Yes, I did. Well, I created my post in a document a few days ago. I sent the document to him and posted it here. After he read it, he said 2 things. 1. "I am not Mark." 2. "You do not have to do anything you are not comfortable with and we can talk about anything that may come up for you."
As for rules, I am not willing to set down rules. Boundaries I can live with, but rules I cannot. For me, it is if you do not have equal input and agreement about wording, it is a rule. Teachers lay out rules for classroom behaviors. Some teachers create rules together with their students and ask for input and write out what the students say in their own words. Other teachers ask for input, then say, "OK. Why don't we make the rule "Be respectful." This later approach I find is not truly in the spirit of collaboration. I think of boundaries as negotiable limits, things that can be disputed or redrawn. It seems to allow for more flexibility and communication possibilities.

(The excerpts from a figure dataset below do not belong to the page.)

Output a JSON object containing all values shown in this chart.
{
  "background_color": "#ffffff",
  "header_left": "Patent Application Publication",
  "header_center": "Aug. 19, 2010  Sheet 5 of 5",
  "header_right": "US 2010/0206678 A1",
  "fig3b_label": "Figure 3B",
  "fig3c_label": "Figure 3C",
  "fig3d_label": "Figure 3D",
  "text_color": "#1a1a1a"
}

And nycindie, you are absolutely right about my decisions and his inclusion in that. Of course, I would not agree that he is a dictator or bosses me around. As for the criteria that was a discussion I started about what would be "deal breakers" for him, if I wanted to have another person in my life and living with us. I asked because of my ex's hostility towards others. And I asked because he seems to have an exact idea of what this additional person should be like. He has these romantic notions of finding the right person for me based on his conceptions. Without further clarification, I can only guess at what these things are. So, I question these things, such as his idea of "humble." (I picture Wilbur the pig from Charlotte's Web.) So I ask - What does that word mean to you because to me it sounds like you don't want competition, is that correct? It happened to not be accurate on my part, but it did lead into further discussion about his ideal partner. His idea of humble is the opposite of arrogant + a healthy dose of respect. I frequently say, "When you say ___, do you mean ___?" I ask clarifying questions about lots of things, "When you say you are going to take out the trash, what is your timeframe on that?" or "Is it mort important to do this or to finish that?" I guess this is just another area that I am asking about.

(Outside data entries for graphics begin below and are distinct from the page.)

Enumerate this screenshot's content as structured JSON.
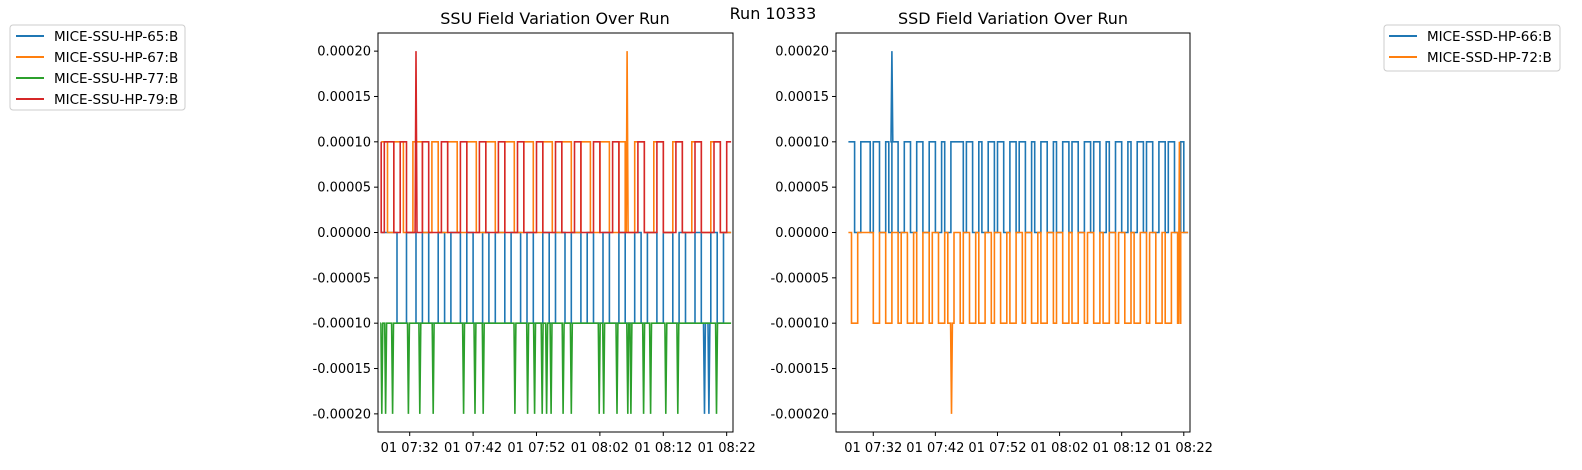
{
  "figure": {
    "suptitle": "Run 10333",
    "colors": {
      "c0": "#1f77b4",
      "c1": "#ff7f0e",
      "c2": "#2ca02c",
      "c3": "#d62728"
    }
  },
  "chart_data": [
    {
      "type": "line",
      "title": "SSU Field Variation Over Run",
      "xlabel": "",
      "ylabel": "",
      "x_tick_labels": [
        "01 07:32",
        "01 07:42",
        "01 07:52",
        "01 08:02",
        "01 08:12",
        "01 08:22"
      ],
      "y_tick_labels": [
        "0.00020",
        "0.00015",
        "0.00010",
        "0.00005",
        "0.00000",
        "-0.00005",
        "-0.00010",
        "-0.00015",
        "-0.00020"
      ],
      "ylim": [
        -0.00022,
        0.00022
      ],
      "x_range_minutes": [
        [
          "07:27",
          "08:23"
        ]
      ],
      "grid": false,
      "legend_position": "outside-left",
      "series": [
        {
          "name": "MICE-SSU-HP-65:B",
          "color": "#1f77b4",
          "baseline": 0.0,
          "alt": -0.0001,
          "toggle_times": [
            "07:30.0",
            "07:31.5",
            "07:33.0",
            "07:34.0",
            "07:35.0",
            "07:36.5",
            "07:37.5",
            "07:38.5",
            "07:40.0",
            "07:41.0",
            "07:42.0",
            "07:43.5",
            "07:44.5",
            "07:45.5",
            "07:47.0",
            "07:48.0",
            "07:49.5",
            "07:50.5",
            "07:51.5",
            "07:53.0",
            "07:54.0",
            "07:55.0",
            "07:56.5",
            "07:57.5",
            "07:59.0",
            "08:00.0",
            "08:01.0",
            "08:02.5",
            "08:03.5",
            "08:05.0",
            "08:06.0",
            "08:07.5",
            "08:08.5",
            "08:09.5",
            "08:11.0",
            "08:12.0",
            "08:13.5",
            "08:14.5",
            "08:15.5",
            "08:17.0",
            "08:18.0",
            "08:19.5",
            "08:20.5",
            "08:21.5"
          ],
          "spikes": [
            {
              "time": "08:18.5",
              "value": -0.0002
            },
            {
              "time": "08:19.2",
              "value": -0.0002
            }
          ]
        },
        {
          "name": "MICE-SSU-HP-67:B",
          "color": "#ff7f0e",
          "baseline": 0.0001,
          "alt": 0.0,
          "toggle_times": [
            "07:28.5",
            "07:29.5",
            "07:31.0",
            "07:32.5",
            "07:34.0",
            "07:35.5",
            "07:36.5",
            "07:38.0",
            "07:39.5",
            "07:41.0",
            "07:42.5",
            "07:44.0",
            "07:45.5",
            "07:47.0",
            "07:48.5",
            "07:50.0",
            "07:51.5",
            "07:53.0",
            "07:54.5",
            "07:56.0",
            "07:57.5",
            "07:59.0",
            "08:00.5",
            "08:02.0",
            "08:03.5",
            "08:05.0",
            "08:06.0",
            "08:07.5",
            "08:09.0",
            "08:10.5",
            "08:12.0",
            "08:13.5",
            "08:15.0",
            "08:16.5",
            "08:18.0",
            "08:19.5",
            "08:21.0"
          ],
          "spikes": [
            {
              "time": "08:06.3",
              "value": 0.0002
            }
          ]
        },
        {
          "name": "MICE-SSU-HP-77:B",
          "color": "#2ca02c",
          "baseline": -0.0001,
          "alt": -0.0002,
          "toggle_times": [],
          "spikes": [
            {
              "time": "07:27.6",
              "value": -0.0002
            },
            {
              "time": "07:28.2",
              "value": -0.0002
            },
            {
              "time": "07:29.3",
              "value": -0.0002
            },
            {
              "time": "07:31.8",
              "value": -0.0002
            },
            {
              "time": "07:33.6",
              "value": -0.0002
            },
            {
              "time": "07:35.7",
              "value": -0.0002
            },
            {
              "time": "07:40.5",
              "value": -0.0002
            },
            {
              "time": "07:42.3",
              "value": -0.0002
            },
            {
              "time": "07:43.6",
              "value": -0.0002
            },
            {
              "time": "07:48.6",
              "value": -0.0002
            },
            {
              "time": "07:50.6",
              "value": -0.0002
            },
            {
              "time": "07:51.7",
              "value": -0.0002
            },
            {
              "time": "07:52.9",
              "value": -0.0002
            },
            {
              "time": "07:53.6",
              "value": -0.0002
            },
            {
              "time": "07:54.3",
              "value": -0.0002
            },
            {
              "time": "07:56.2",
              "value": -0.0002
            },
            {
              "time": "07:57.5",
              "value": -0.0002
            },
            {
              "time": "08:01.9",
              "value": -0.0002
            },
            {
              "time": "08:02.6",
              "value": -0.0002
            },
            {
              "time": "08:04.7",
              "value": -0.0002
            },
            {
              "time": "08:06.4",
              "value": -0.0002
            },
            {
              "time": "08:06.9",
              "value": -0.0002
            },
            {
              "time": "08:08.9",
              "value": -0.0002
            },
            {
              "time": "08:10.0",
              "value": -0.0002
            },
            {
              "time": "08:12.4",
              "value": -0.0002
            },
            {
              "time": "08:14.3",
              "value": -0.0002
            },
            {
              "time": "08:20.4",
              "value": -0.0002
            }
          ]
        },
        {
          "name": "MICE-SSU-HP-79:B",
          "color": "#d62728",
          "baseline": 0.0001,
          "alt": 0.0,
          "toggle_times": [
            "07:27.5",
            "07:28.0",
            "07:29.5",
            "07:30.5",
            "07:31.5",
            "07:34.0",
            "07:35.0",
            "07:37.0",
            "07:38.0",
            "07:40.0",
            "07:41.0",
            "07:43.0",
            "07:44.0",
            "07:46.0",
            "07:47.0",
            "07:49.0",
            "07:50.0",
            "07:52.0",
            "07:53.0",
            "07:55.0",
            "07:56.0",
            "07:58.0",
            "07:59.0",
            "08:01.0",
            "08:02.0",
            "08:04.0",
            "08:05.0",
            "08:08.0",
            "08:09.0",
            "08:11.0",
            "08:12.0",
            "08:14.0",
            "08:15.0",
            "08:17.0",
            "08:18.0",
            "08:20.0",
            "08:21.0",
            "08:22.0"
          ],
          "spikes": [
            {
              "time": "07:33.0",
              "value": 0.0002
            }
          ]
        }
      ]
    },
    {
      "type": "line",
      "title": "SSD Field Variation Over Run",
      "xlabel": "",
      "ylabel": "",
      "x_tick_labels": [
        "01 07:32",
        "01 07:42",
        "01 07:52",
        "01 08:02",
        "01 08:12",
        "01 08:22"
      ],
      "y_tick_labels": [
        "0.00020",
        "0.00015",
        "0.00010",
        "0.00005",
        "0.00000",
        "-0.00005",
        "-0.00010",
        "-0.00015",
        "-0.00020"
      ],
      "ylim": [
        -0.00022,
        0.00022
      ],
      "grid": false,
      "legend_position": "outside-right",
      "series": [
        {
          "name": "MICE-SSD-HP-66:B",
          "color": "#1f77b4",
          "baseline": 0.0001,
          "alt": 0.0,
          "toggle_times": [
            "07:29.0",
            "07:30.0",
            "07:31.5",
            "07:32.0",
            "07:33.0",
            "07:34.0",
            "07:34.5",
            "07:35.0",
            "07:36.0",
            "07:37.0",
            "07:38.0",
            "07:39.0",
            "07:40.0",
            "07:41.0",
            "07:42.0",
            "07:43.0",
            "07:43.5",
            "07:44.5",
            "07:46.5",
            "07:47.0",
            "07:48.0",
            "07:49.0",
            "07:49.5",
            "07:50.5",
            "07:51.5",
            "07:52.0",
            "07:53.0",
            "07:54.0",
            "07:55.0",
            "07:55.5",
            "07:56.5",
            "07:57.5",
            "07:58.0",
            "07:59.0",
            "08:00.0",
            "08:01.0",
            "08:01.5",
            "08:02.5",
            "08:03.5",
            "08:04.0",
            "08:05.0",
            "08:06.0",
            "08:07.0",
            "08:07.5",
            "08:08.5",
            "08:09.5",
            "08:10.0",
            "08:11.0",
            "08:12.0",
            "08:13.0",
            "08:13.5",
            "08:14.5",
            "08:15.5",
            "08:16.0",
            "08:17.0",
            "08:18.0",
            "08:19.0",
            "08:19.5",
            "08:20.5",
            "08:21.5",
            "08:22.0"
          ],
          "spikes": [
            {
              "time": "07:35.0",
              "value": 0.0002
            }
          ]
        },
        {
          "name": "MICE-SSD-HP-72:B",
          "color": "#ff7f0e",
          "baseline": 0.0,
          "alt": -0.0001,
          "toggle_times": [
            "07:28.5",
            "07:29.5",
            "07:32.0",
            "07:33.0",
            "07:34.0",
            "07:35.0",
            "07:36.0",
            "07:36.5",
            "07:37.5",
            "07:38.5",
            "07:39.0",
            "07:40.0",
            "07:41.0",
            "07:41.5",
            "07:42.5",
            "07:43.5",
            "07:44.0",
            "07:45.0",
            "07:46.0",
            "07:46.5",
            "07:47.5",
            "07:48.5",
            "07:49.0",
            "07:50.0",
            "07:51.0",
            "07:51.5",
            "07:52.5",
            "07:53.5",
            "07:54.0",
            "07:55.0",
            "07:56.0",
            "07:56.5",
            "07:57.5",
            "07:58.5",
            "07:59.0",
            "08:00.0",
            "08:01.0",
            "08:01.5",
            "08:02.5",
            "08:03.5",
            "08:04.0",
            "08:05.0",
            "08:06.0",
            "08:06.5",
            "08:07.5",
            "08:08.5",
            "08:09.0",
            "08:10.0",
            "08:11.0",
            "08:11.5",
            "08:12.5",
            "08:13.5",
            "08:14.0",
            "08:15.0",
            "08:16.0",
            "08:16.5",
            "08:17.5",
            "08:18.5",
            "08:19.0",
            "08:20.0",
            "08:21.0",
            "08:21.5"
          ],
          "spikes": [
            {
              "time": "07:44.6",
              "value": -0.0002
            },
            {
              "time": "08:21.3",
              "value": 0.0001
            }
          ]
        }
      ]
    }
  ]
}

So I tentatively continue to explore the idea of another person in our relationship. I ask too many questions and have way too many discussions. I am not really in a hurry to expand this relationship, but if someone were to come along, I would like to have some of the opening questions out of the way.
His response to what boundaries he would want is he would not want to be excluded from the conversations or activities, but he did say he doesn't need to be involved in everything. Followed by, he would not want to lose our connection together. My response was that will happen, if we stop talking about stuff or begin/continue to make assumptions. Thank you for assisting me in exploring this with you.